Audi's water-based green diesel provides alternative to electromobility

German car maker Audi has developed a new zero-emission fuel made from water and CO2, offering a possible alternative to electromobility.

Produced at Audi’s new plant in Dresden, Germany, the fuel, dubbed the e-diesel, doesn’t require any mineral oil and is of such high quality it can be safely tanked into the car-maker’s premium engines.

To further improve the fuel’s carbon footprint, Audi is using energy from renewable resources to power the processes in the plant and utilises CO2 from biogas manufacturing.

“In developing Audi e-diesel we are promoting another fuel based on CO2 that will allow long-distance mobility with virtually no impact on the climate,” said Reiner Mangold, Head of Sustainable Product Development at Audi, pointing to the range anxiety issues related to the use of electric vehicles. “Using CO2 as a raw material represents an opportunity not just for the automotive industry in Germany, but also to transfer the principle to other sectors and countries.”

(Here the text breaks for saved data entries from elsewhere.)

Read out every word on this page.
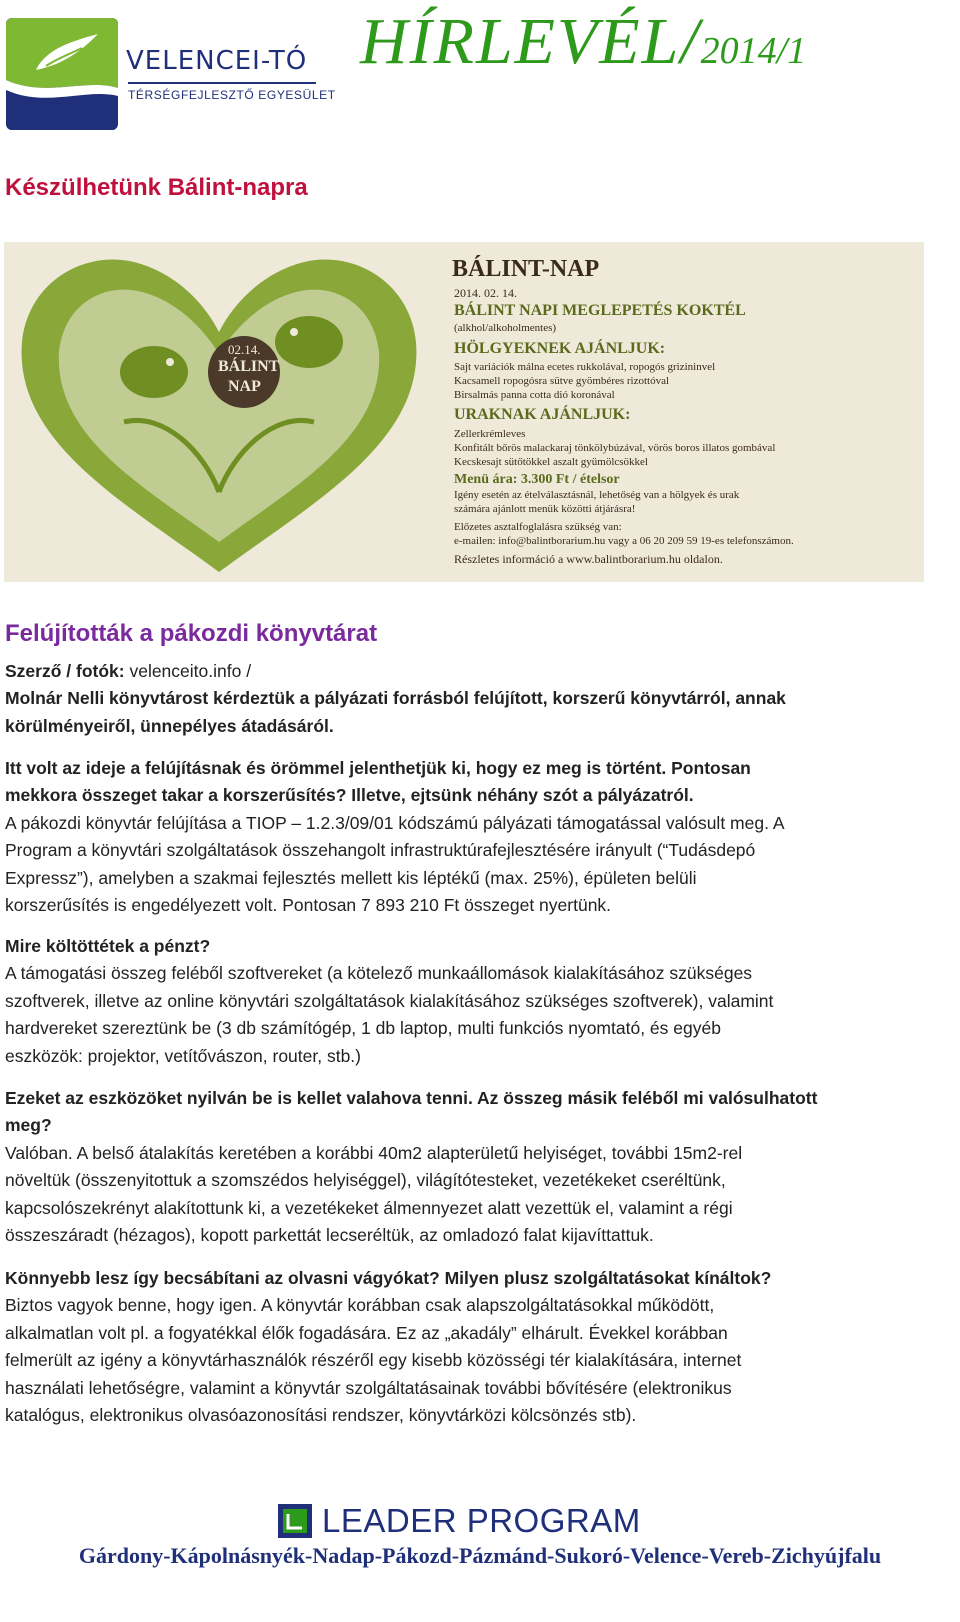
VELENCEI-TÓ
TÉRSÉGFEJLESZTŐ EGYESÜLET
HÍRLEVÉL/2014/1
Készülhetünk Bálint-napra
02.14.
BÁLINT
NAP
BÁLINT-NAP
2014. 02. 14.
BÁLINT NAPI MEGLEPETÉS KOKTÉL
(alkhol/alkoholmentes)
HÖLGYEKNEK AJÁNLJUK:
Sajt variációk málna ecetes rukkolával, ropogós grizininvel
Kacsamell ropogósra sütve gyömbéres rizottóval
Birsalmás panna cotta dió koronával
URAKNAK AJÁNLJUK:
Zellerkrémleves
Konfitált bőrös malackaraj tönkölybúzával, vörös boros illatos gombával
Kecskesajt sütőtökkel aszalt gyümölcsökkel
Menü ára: 3.300 Ft / ételsor
Igény esetén az ételválasztásnál, lehetőség van a hölgyek és urak
számára ajánlott menük közötti átjárásra!
Előzetes asztalfoglalásra szükség van:
e-mailen: info@balintborarium.hu vagy a 06 20 209 59 19-es telefonszámon.
Részletes információ a www.balintborarium.hu oldalon.
Felújították a pákozdi könyvtárat
Szerző / fotók: velenceito.info /
Molnár Nelli könyvtárost kérdeztük a pályázati forrásból felújított, korszerű könyvtárról, annak
körülményeiről, ünnepélyes átadásáról.
Itt volt az ideje a felújításnak és örömmel jelenthetjük ki, hogy ez meg is történt. Pontosan
mekkora összeget takar a korszerűsítés? Illetve, ejtsünk néhány szót a pályázatról.
A pákozdi könyvtár felújítása a TIOP – 1.2.3/09/01 kódszámú pályázati támogatással valósult meg. A
Program a könyvtári szolgáltatások összehangolt infrastruktúrafejlesztésére irányult (“Tudásdepó
Expressz”), amelyben a szakmai fejlesztés mellett kis léptékű (max. 25%), épületen belüli
korszerűsítés is engedélyezett volt. Pontosan 7 893 210 Ft összeget nyertünk.
Mire költöttétek a pénzt?
A támogatási összeg feléből szoftvereket (a kötelező munkaállomások kialakításához szükséges
szoftverek, illetve az online könyvtári szolgáltatások kialakításához szükséges szoftverek), valamint
hardvereket szereztünk be (3 db számítógép, 1 db laptop, multi funkciós nyomtató, és egyéb
eszközök: projektor, vetítővászon, router, stb.)
Ezeket az eszközöket nyilván be is kellet valahova tenni. Az összeg másik feléből mi valósulhatott
meg?
Valóban. A belső átalakítás keretében a korábbi 40m2 alapterületű helyiséget, további 15m2-rel
növeltük (összenyitottuk a szomszédos helyiséggel), világítótesteket, vezetékeket cseréltünk,
kapcsolószekrényt alakítottunk ki, a vezetékeket álmennyezet alatt vezettük el, valamint a régi
összeszáradt (hézagos), kopott parkettát lecseréltük, az omladozó falat kijavíttattuk.
Könnyebb lesz így becsábítani az olvasni vágyókat? Milyen plusz szolgáltatásokat kínáltok?
Biztos vagyok benne, hogy igen. A könyvtár korábban csak alapszolgáltatásokkal működött,
alkalmatlan volt pl. a fogyatékkal élők fogadására. Ez az „akadály” elhárult. Évekkel korábban
felmerült az igény a könyvtárhasználók részéről egy kisebb közösségi tér kialakítására, internet
használati lehetőségre, valamint a könyvtár szolgáltatásainak további bővítésére (elektronikus
katalógus, elektronikus olvasóazonosítási rendszer, könyvtárközi kölcsönzés stb).
LEADER PROGRAM
Gárdony-Kápolnásnyék-Nadap-Pákozd-Pázmánd-Sukoró-Velence-Vereb-Zichyújfalu
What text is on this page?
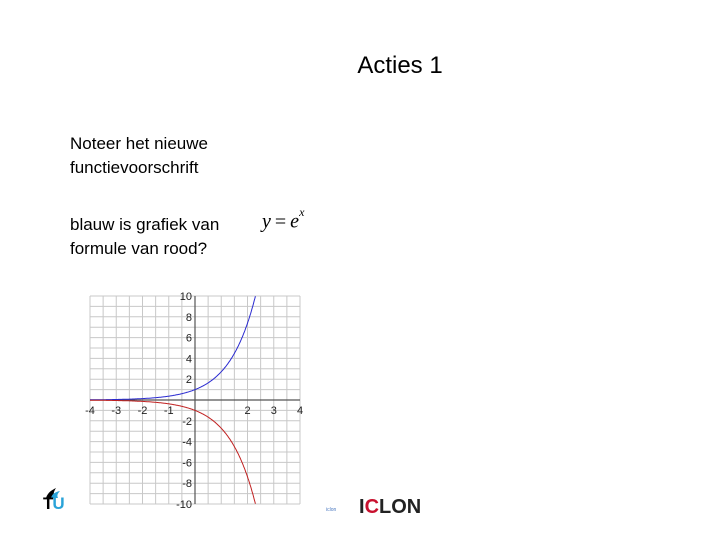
Acties 1
Noteer het nieuwe
functievoorschrift
blauw is grafiek van
formule van rood?
$y = e^x$
-4 -3 -2 -1	2 3 4
10
8
6
4
2
-2
-4
-6
-8
-10
TU	iclon ICLON
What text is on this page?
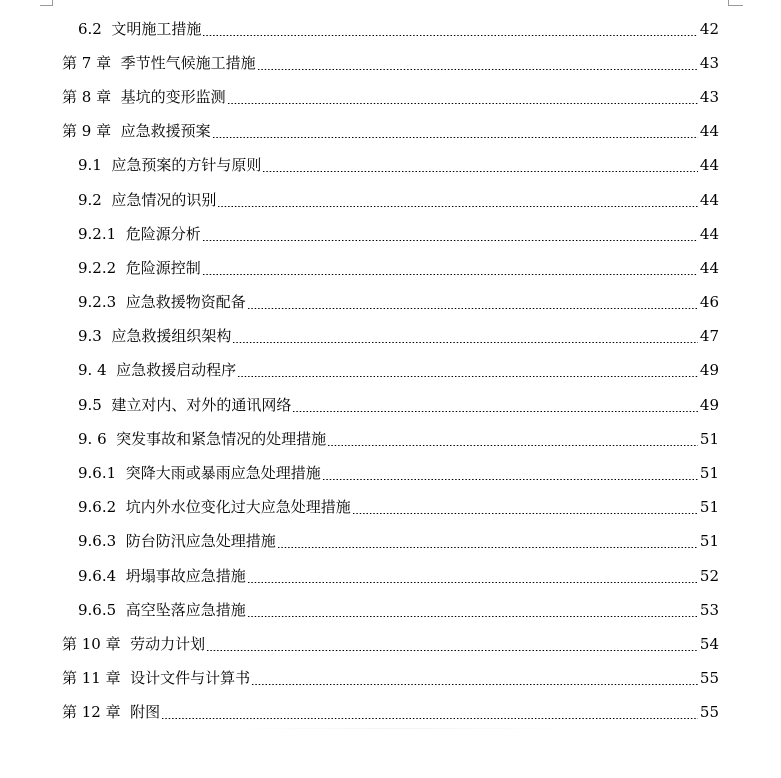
6.2  文明施工措施	42
第 7 章  季节性气候施工措施	43
第 8 章  基坑的变形监测	43
第 9 章  应急救援预案	44
9.1  应急预案的方针与原则	44
9.2  应急情况的识别	44
9.2.1  危险源分析	44
9.2.2  危险源控制	44
9.2.3  应急救援物资配备	46
9.3  应急救援组织架构	47
9. 4  应急救援启动程序	49
9.5  建立对内、对外的通讯网络	49
9. 6  突发事故和紧急情况的处理措施	51
9.6.1  突降大雨或暴雨应急处理措施	51
9.6.2  坑内外水位变化过大应急处理措施	51
9.6.3  防台防汛应急处理措施	51
9.6.4  坍塌事故应急措施	52
9.6.5  高空坠落应急措施	53
第 10 章  劳动力计划	54
第 11 章  设计文件与计算书	55
第 12 章  附图	55
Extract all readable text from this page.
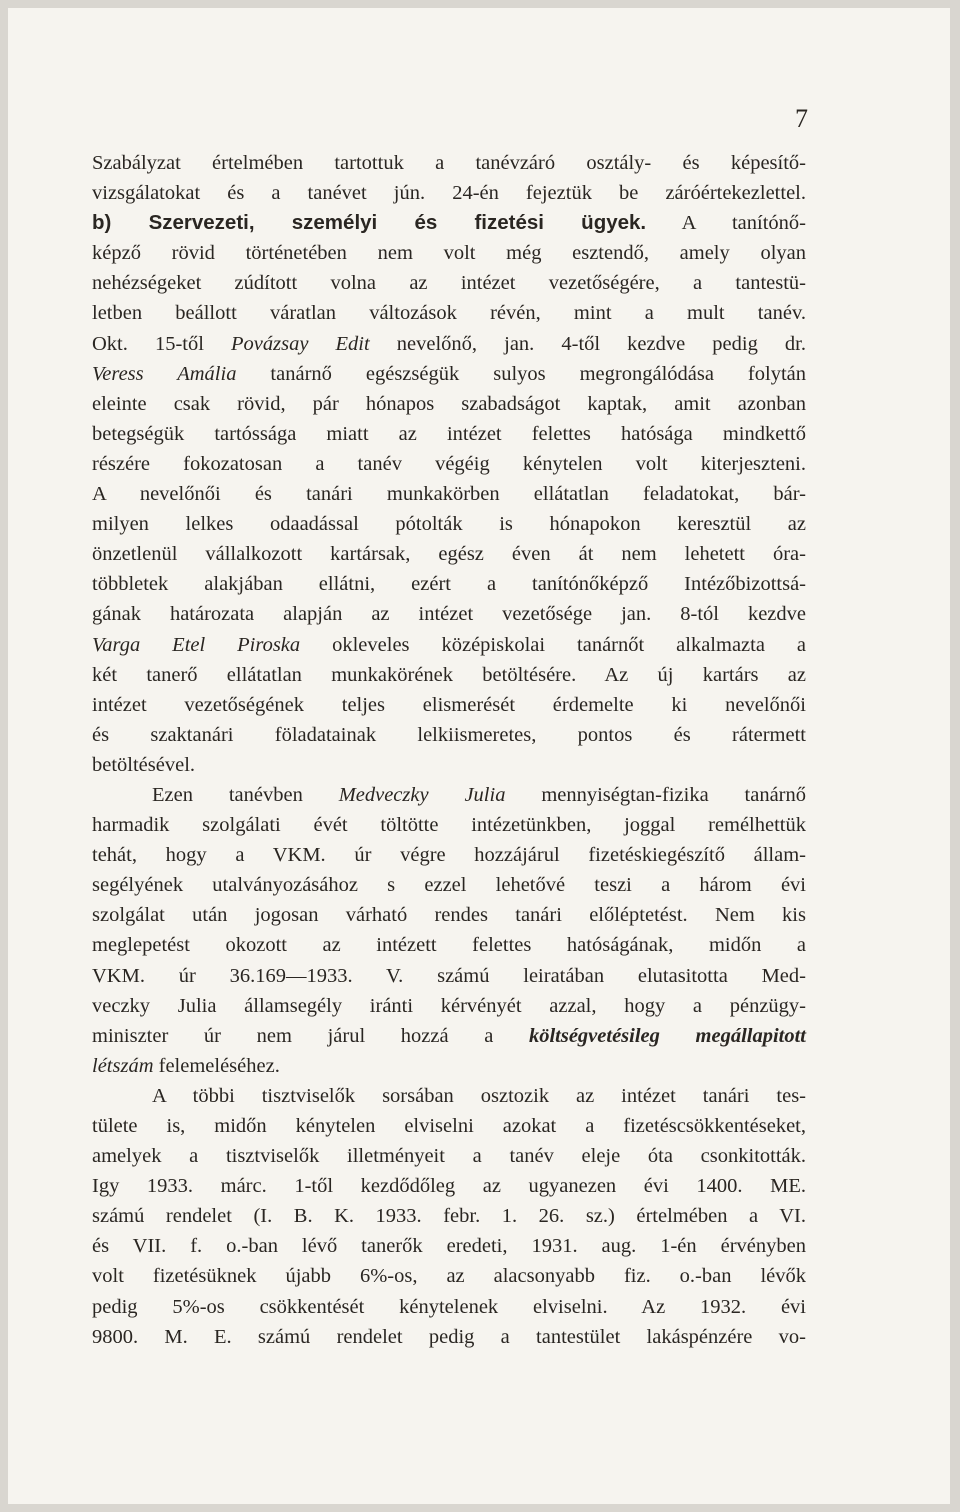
7
Szabályzat értelmében tartottuk a tanévzáró osztály- és képesítő-
vizsgálatokat és a tanévet jún. 24-én fejeztük be záróértekezlettel.
b) Szervezeti, személyi és fizetési ügyek. A tanítónő-
képző rövid történetében nem volt még esztendő, amely olyan
nehézségeket zúdított volna az intézet vezetőségére, a tantestü-
letben beállott váratlan változások révén, mint a mult tanév.
Okt. 15-től Povázsay Edit nevelőnő, jan. 4-től kezdve pedig dr.
Veress Amália tanárnő egészségük sulyos megrongálódása folytán
eleinte csak rövid, pár hónapos szabadságot kaptak, amit azonban
betegségük tartóssága miatt az intézet felettes hatósága mindkettő
részére fokozatosan a tanév végéig kénytelen volt kiterjeszteni.
A nevelőnői és tanári munkakörben ellátatlan feladatokat, bár-
milyen lelkes odaadással pótolták is hónapokon keresztül az
önzetlenül vállalkozott kartársak, egész éven át nem lehetett óra-
többletek alakjában ellátni, ezért a tanítónőképző Intézőbizottsá-
gának határozata alapján az intézet vezetősége jan. 8-tól kezdve
Varga Etel Piroska okleveles középiskolai tanárnőt alkalmazta a
két tanerő ellátatlan munkakörének betöltésére. Az új kartárs az
intézet vezetőségének teljes elismerését érdemelte ki nevelőnői
és szaktanári föladatainak lelkiismeretes, pontos és rátermett
betöltésével.
Ezen tanévben Medveczky Julia mennyiségtan-fizika tanárnő
harmadik szolgálati évét töltötte intézetünkben, joggal remélhettük
tehát, hogy a VKM. úr végre hozzájárul fizetéskiegészítő állam-
segélyének utalványozásához s ezzel lehetővé teszi a három évi
szolgálat után jogosan várható rendes tanári előléptetést. Nem kis
meglepetést okozott az intézett felettes hatóságának, midőn a
VKM. úr 36.169—1933. V. számú leiratában elutasitotta Med-
veczky Julia államsegély iránti kérvényét azzal, hogy a pénzügy-
miniszter úr nem járul hozzá a költségvetésileg megállapitott
létszám felemeléséhez.
A többi tisztviselők sorsában osztozik az intézet tanári tes-
tülete is, midőn kénytelen elviselni azokat a fizetéscsökkentéseket,
amelyek a tisztviselők illetményeit a tanév eleje óta csonkitották.
Igy 1933. márc. 1-től kezdődőleg az ugyanezen évi 1400. ME.
számú rendelet (I. B. K. 1933. febr. 1. 26. sz.) értelmében a VI.
és VII. f. o.-ban lévő tanerők eredeti, 1931. aug. 1-én érvényben
volt fizetésüknek újabb 6%-os, az alacsonyabb fiz. o.-ban lévők
pedig 5%-os csökkentését kénytelenek elviselni. Az 1932. évi
9800. M. E. számú rendelet pedig a tantestület lakáspénzére vo-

To prove that the e-diesel is perfectly safe for Audi’s vehicles, the car maker invited Germany’s Federal Minister of Education and Research Professor Johann Wanka to test the fuel with her official car, an Audi A8.

“This synthetic diesel, made using CO2, is a huge success for our sustainability research,” Wanka said. “If we can make widespread use of CO2 as a raw material, we will make a crucial contribution to climate protection and the efficient use of resources.”

The Dresden plant is operated by Audi’s partner Sunfire and uses technology developed by Swiss firm Climeworks, which allows collecting additional CO2 directly from the ambient air.

In the first stages of the e-diesel production, water is heated up to vaporise. The steam is then broken down into hydrogen and oxygen through electrolysis at temperatures of more than 800 degrees Celsius. The firms involved in the project say the high temperature process is more efficient than conventional techniques thanks to better heat recovery. Moreover, the process can be used dynamically in response to renewable energy generation to stabilise the grid in peak production periods.

The resulting hydrogen further reacts with the CO2 in special reactors, producing a liquid consisting of long-chain hydrocarbon compounds. This liquid, called the blue crude, can be further refined similarly to conventional fossil crude oil.

The final product, the synthetic diesel, doesn’t contain any sulphur or aromatic hydrocarbons. Its high cetane number makes it readily ignitable and suitable either for mixing with conventional fuel, or possibly for powering vehicles on its own.

The whole production process is said to be up to 70 per cent energy efficient.

Audi aims to produce more than 3,000 litres of the fuel in the upcoming months and said it had already started developing a synthetic gasoline, dubbed the e-petrol, for vehicles with petrol engines.

Construction of the Dresden plant commenced in July 2013.